Дарвин вырос в Англии – стране, где селекция превратилась из основанного на интуиции ремесла в отработанную, воспроизводимую технологию. С результатами работы селекционеров (в том числе и с промежуточными – фиксируемыми с незапамятных времён в лабораторных журналах, именуемых «племенными книгами») мог ознакомиться любой желающий. Как можно дикого кабана превратить в йоркширскую свинью, а волка в борзую или в бульдога – всё это было для любого грамотного англичанина прошито в материнской плате, как BIOS.
Попав на вулканические Галапагосские острова, явно заселённые животными и растениями с Южноамериканского материка, и обнаружив там множество резко отличных друг от друга видов птичек-вьюрков, «заточенных» под исполнение самых неожиданных экологических ролей («иммигрантам», как водится, пришлось осваивать на чужбине совсем не те работы, к которым они привыкли дома), Дарвин вполне резонно предположил, что все те вьюрки – ни что иное, как «породы скота», выведенные неведомым селекционером.

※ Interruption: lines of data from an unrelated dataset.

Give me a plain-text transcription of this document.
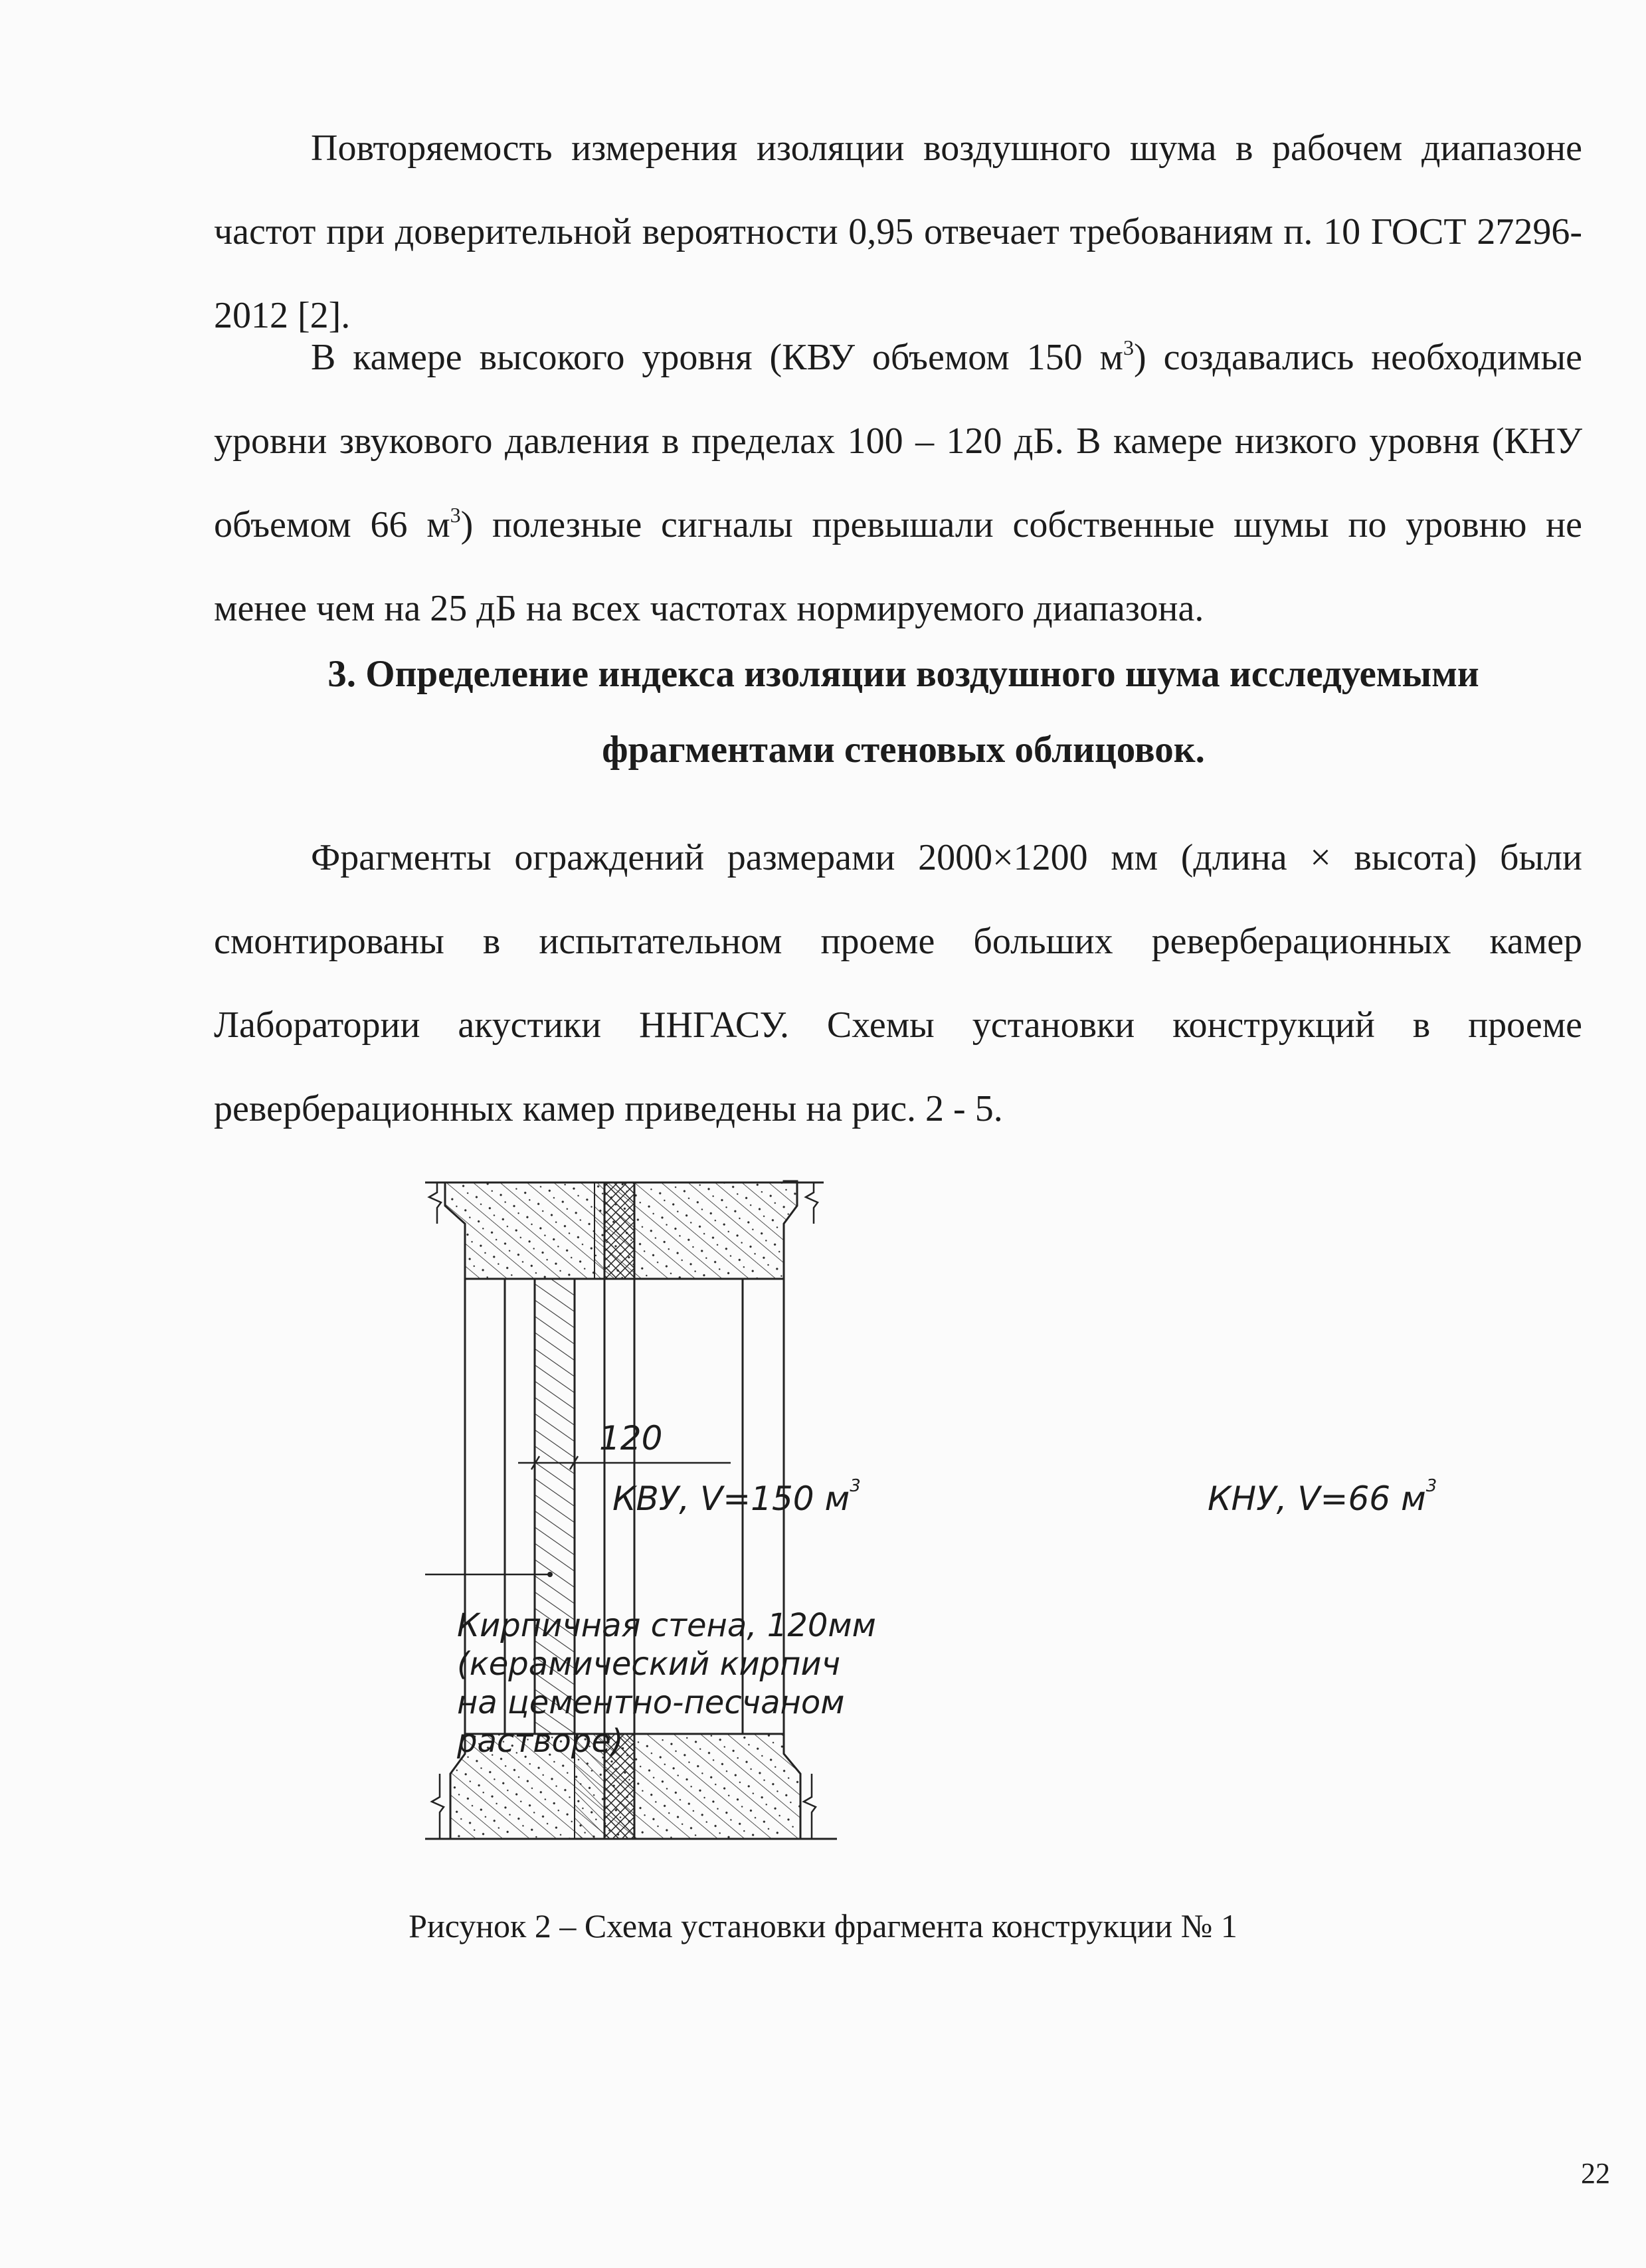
Повторяемость измерения изоляции воздушного шума в рабочем диапазоне частот при доверительной вероятности 0,95 отвечает требованиям п. 10 ГОСТ 27296-2012 [2].

В камере высокого уровня (КВУ объемом 150 $м^3$) создавались необходимые уровни звукового давления в пределах 100 – 120 дБ. В камере низкого уровня (КНУ объемом 66 $м^3$) полезные сигналы превышали собственные шумы по уровню не менее чем на 25 дБ на всех частотах нормируемого диапазона.

3. Определение индекса изоляции воздушного шума исследуемыми фрагментами стеновых облицовок.

Фрагменты ограждений размерами 2000×1200 мм (длина × высота) были смонтированы в испытательном проеме больших реверберационных камер Лаборатории акустики ННГАСУ. Схемы установки конструкций в проеме реверберационных камер приведены на рис. 2 - 5.

120
КВУ, V=150 $м^3$	КНУ, V=66 $м^3$
Кирпичная стена, 120мм
(керамический кирпич
на цементно-песчаном
растворе)
Рисунок 2 – Схема установки фрагмента конструкции № 1
22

Методы, какими работал тот селекционер, были вполне понятны (отбор и выбраковка), но вот – кто он сам, какова его природа? Один кандидат на эту должность, разумеется, наличествовал «по умолчанию», однако тревожить Господа Бога по таким пустякам Дарвину (как и любому уважающему себя естествоиспытателю) не хотелось…
Механизм самосовершенствования системы, предложенный Дарвином, был гениально прост, и может быть сформулирован в одной фразе: «Случайный выбор с запоминанием и воспроизведением его результатов»; ключевое слово тут – «случайный» . И пройдёт ещё сто лет, пока биохимик Генри Кастлер, первым приложивший методы теории информации к изучению самовоспроизводящихся нуклеотидных систем, строго докажет: да, иных способов создания новой информации кибернетика пока не знает. Нечего удивляться, что нобелевский лауреат физхимик Манфред Эйген заметил по этому поводу: «Дарвин был прежде всего – великим физиком»; ещё бы – ведь речь-то идёт фактически об одном из основоположников кибернетики!